A falta que lhe faz o marido, morto há anos,
O filho maior, em alguma roça, trabalhando,
E os pequenos, com ela, agarrados na barra da saia;
— É a cruz que Deus deu pra gente, Siá— resigna-se.

Enquanto conversam,
Elas separam as peças de roupas,
No lençol aberto no chão;
As recomendações de sempre:
Esta ferve, esta não,
Aquela precisa quarar um pouco mais;
— Pode deixar Siá, volta tudo direitinho!

Ela coloca a pedra de sabão por cima da roupa,
Ata as pontas do lençol numa trouxa .
Em seguida, com esforço, leva-a à cabeça,
Que ela traz coberta com um pano de algodão
Para lhe conter os cabelos.
— Esta trouxa não cai não? — pergunto,
— Até hoje nunca caiu — ela me responde.
E cerra os lábios, mexendo as bochechas emurchecidas
Como se mastigasse o peso da trouxa de roupa!

Ela se despede de minha mãe e ganha a rua
Com a trouxa oscilando na cabeça, lá vai.
Esqueço o meu olhar naquela figura,
Que se apequena na distância que aumenta.
Com pouco mais, e só vejo a trouxa,
Que  desaparece no topo da extensa avenida.
Lá se foi.
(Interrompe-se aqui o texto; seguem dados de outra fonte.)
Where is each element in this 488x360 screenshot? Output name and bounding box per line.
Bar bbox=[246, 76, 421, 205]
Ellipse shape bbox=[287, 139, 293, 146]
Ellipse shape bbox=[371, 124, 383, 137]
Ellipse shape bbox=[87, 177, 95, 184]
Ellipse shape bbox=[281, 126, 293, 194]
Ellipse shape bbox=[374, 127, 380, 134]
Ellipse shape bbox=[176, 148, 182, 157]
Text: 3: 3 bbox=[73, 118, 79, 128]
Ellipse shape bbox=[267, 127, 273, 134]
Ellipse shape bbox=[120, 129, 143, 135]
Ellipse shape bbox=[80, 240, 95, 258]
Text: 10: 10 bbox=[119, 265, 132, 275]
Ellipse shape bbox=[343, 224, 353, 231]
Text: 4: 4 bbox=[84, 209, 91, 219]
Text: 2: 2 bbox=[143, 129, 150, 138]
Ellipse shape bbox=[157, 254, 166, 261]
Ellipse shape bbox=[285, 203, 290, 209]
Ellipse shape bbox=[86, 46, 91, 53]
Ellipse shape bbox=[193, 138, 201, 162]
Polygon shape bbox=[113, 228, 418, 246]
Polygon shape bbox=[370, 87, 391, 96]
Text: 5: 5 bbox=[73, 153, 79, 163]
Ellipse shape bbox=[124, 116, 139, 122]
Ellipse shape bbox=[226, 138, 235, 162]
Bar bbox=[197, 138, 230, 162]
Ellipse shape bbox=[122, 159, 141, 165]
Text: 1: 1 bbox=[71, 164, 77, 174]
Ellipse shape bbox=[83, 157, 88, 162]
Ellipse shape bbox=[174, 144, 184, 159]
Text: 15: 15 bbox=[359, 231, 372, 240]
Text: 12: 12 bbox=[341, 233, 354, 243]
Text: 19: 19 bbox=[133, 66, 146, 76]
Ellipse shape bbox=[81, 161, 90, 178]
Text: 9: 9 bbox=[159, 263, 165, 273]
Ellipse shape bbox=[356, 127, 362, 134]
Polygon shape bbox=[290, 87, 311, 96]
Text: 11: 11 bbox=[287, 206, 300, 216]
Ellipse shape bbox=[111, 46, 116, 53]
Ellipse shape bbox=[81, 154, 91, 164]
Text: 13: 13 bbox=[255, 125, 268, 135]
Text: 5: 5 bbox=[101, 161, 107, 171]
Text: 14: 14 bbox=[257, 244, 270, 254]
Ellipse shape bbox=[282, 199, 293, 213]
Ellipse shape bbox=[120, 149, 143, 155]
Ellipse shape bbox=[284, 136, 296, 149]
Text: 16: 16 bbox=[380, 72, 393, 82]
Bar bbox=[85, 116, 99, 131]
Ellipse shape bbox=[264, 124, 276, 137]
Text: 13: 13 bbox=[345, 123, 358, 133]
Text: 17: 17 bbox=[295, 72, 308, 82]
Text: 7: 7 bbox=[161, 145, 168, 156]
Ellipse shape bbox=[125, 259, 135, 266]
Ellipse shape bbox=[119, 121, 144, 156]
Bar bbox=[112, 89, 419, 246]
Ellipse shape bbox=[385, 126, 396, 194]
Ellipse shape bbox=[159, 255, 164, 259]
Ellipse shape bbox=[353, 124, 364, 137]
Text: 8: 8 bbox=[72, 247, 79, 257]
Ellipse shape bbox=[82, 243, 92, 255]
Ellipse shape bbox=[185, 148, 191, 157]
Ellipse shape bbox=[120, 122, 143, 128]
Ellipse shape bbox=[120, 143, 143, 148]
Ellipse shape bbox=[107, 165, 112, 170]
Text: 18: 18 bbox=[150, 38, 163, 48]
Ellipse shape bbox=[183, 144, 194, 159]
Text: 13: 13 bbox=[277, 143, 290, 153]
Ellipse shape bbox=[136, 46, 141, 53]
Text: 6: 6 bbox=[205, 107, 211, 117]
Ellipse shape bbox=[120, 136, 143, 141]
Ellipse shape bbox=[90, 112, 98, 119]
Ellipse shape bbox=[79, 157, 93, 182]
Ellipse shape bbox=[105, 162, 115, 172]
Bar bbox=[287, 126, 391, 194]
Mora nos altos, na saída da cidade.

E penso:
Ela, pobre, diabo,
Mora , no alto, na saída,
Eu remediado,
Moro bem no fundo do mundo!
Gente pobre mora sempre
Perto da saída da cidade;
Saída que nunca usam!
Mas essa proximidade,
Dá-lhes esperança.
Por isso, vivem!
E eu? Cadê minha esperança?




Pharmácia

A velha caixa registradora... tlim, tlim....
Sonorizando o dinheiro entrante sempre no mesmo ritmo,
Lá estava, no centro das atenções,
Com seu metal reluzente e todo desenhado.
Altas estantes, escuras,  cheias de milagres
Embalados em vidros compridos e tampados
Com uma rolha coberta com um papelzinho retorcido!
Bem lá no alto... o "Ferro Quina", pra consertar estômagos!

Do banco de madeira pesado,
Liso de tantas conversas compridas ali saboreadas,
Eu via o dente branco de jacaré
Pendente do chaveiro do farmacêutico.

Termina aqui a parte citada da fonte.